Я тоже рванул на бегу рычаг запуска огнетушителя, и подбежал к танку, когда прямо под ноги уже била струя пены. Прикрываясь от жара баллоном, я направил её прямо в пламя.
— Правее лей! Там топливопровод. Главное отрезать его от огня. — Крикнул мне сквозь дым Эрик.
…Со всех сторон к «семьдесят двойке» подбегали офицеры с баллонами. Черная копоть смешавшись с белыми струями огнетушителей, резко «поседела» и, наконец, понемногу начала опадать. Пламя утянулось куда-то в стальное чрево движка и лишь несколько шальных языков попытались было пару раз вырваться из него наружу, но были удушены пеной и угасли. Через минут десять всё было кончено. Черным сырым зёвом зиял распахнутый люк двигателя. Лениво курился белесый пар.

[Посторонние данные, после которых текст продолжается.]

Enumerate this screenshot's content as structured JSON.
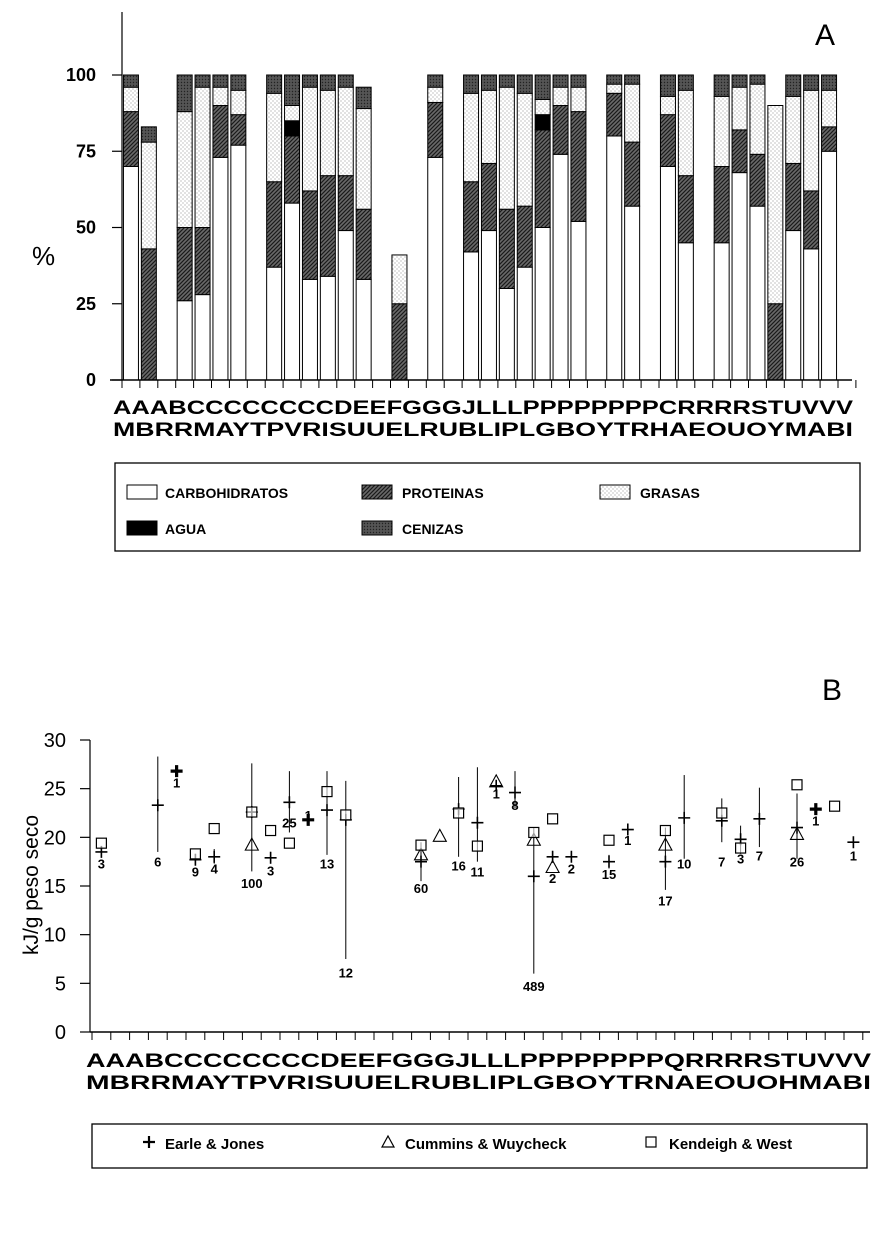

— Всё! Звиздец! Приехали… — на лице Эрика такая мука, словно он только что потерял любимое существо. — Топливный насос сгорел. Что же ты малышка, подвела? Ведь совсем чуть — чуть до дома недотянула. Еще пятьсот метров и дома! Что делать, мужики? — он растерянно смотрит на нас.
…Что мы можем сказать? Что вообще тут говорить? Все отлично знают, что будет дальше…
…Судьба поломанной техники здесь сурова. «Загнанных лошадей пристреливают!» — это правило коновалов на чеченской войне работает железно. Эвакуировать, вставшие намертво бэтэры, бээмпешки, танки нет никакой возможности. До ближайшей мастерской сотни километров дорог, каждая из которых может оказаться последней. Только за два месяца в засады попала три колонны. Поэтому волочь за три — девять земель бэтээр с заклиненным движком или подорвавшийся на мине танк никто не будет.